Doctor Heather Pleasants is Director of Educational Development at UA's Center for Community-Based Partnerships.
"It actually began in about 2007 with a project that was done here on campus," says Pleasants. "And from that initial work, we decided that it would be really interesting to have the project involve the Black Belt communities, in particular the Black Belt Community Foundation."
Organizers choose students from public and private high schools in 12 Black Belt communities. Students are asked to submit something creative such as an essay, poem or photograph and talk about how participating in the program would be beneficial to them. Pleasants says the selection process isn't easy.
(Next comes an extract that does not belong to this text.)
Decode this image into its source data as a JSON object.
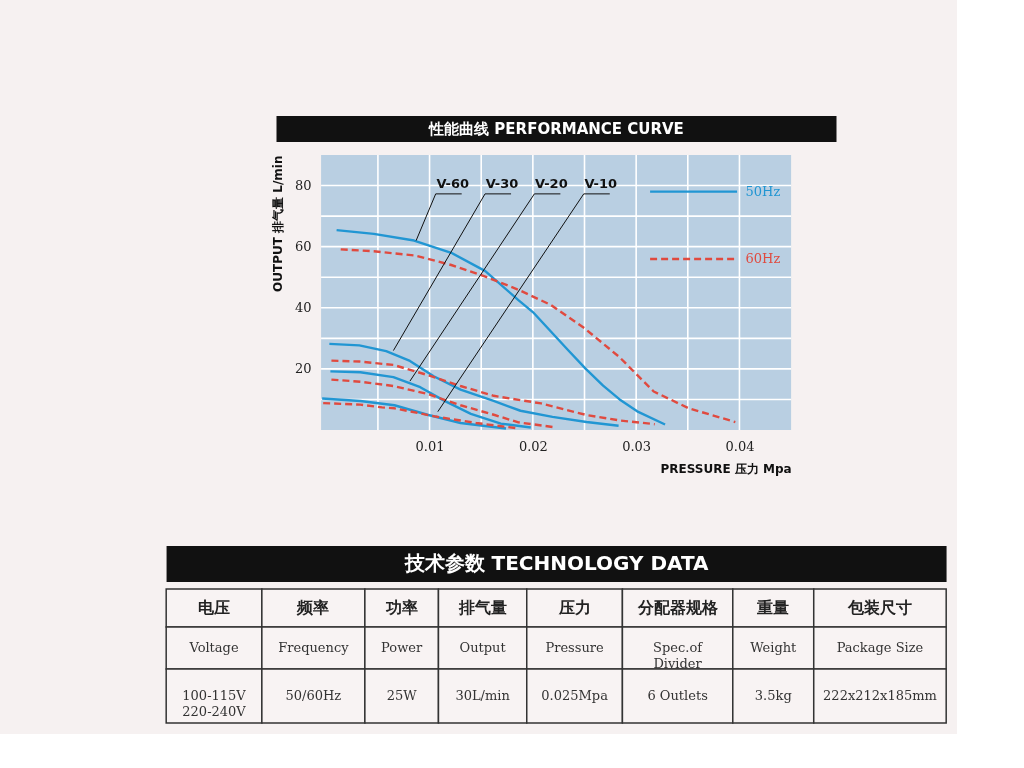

"It's actually one of the hardest things that we have to do because I don't think there's any student that we receive something from where we don't think that would be great.'"
Pleasants says students aren't just limited to photography. They can also document what the Black Belt region means to them with film interviews and written or oral narratives.
"I think across the years of the project, some of the photographs that have been most impactful, you know you notice themes over time and a lot of students who are involved in our projects have pictures of roads or railroad tracks," says Pleasants. "And I think the imagery of a road or railroad track leading off into the distance or leading off to who knows where is a really powerful image for thinking about the future and the past and your connection to that."
"The Black Belt 100 Lenses Project" is on display at UA's Ferguson Center Gallery through June 30th. The opening reception is June 14.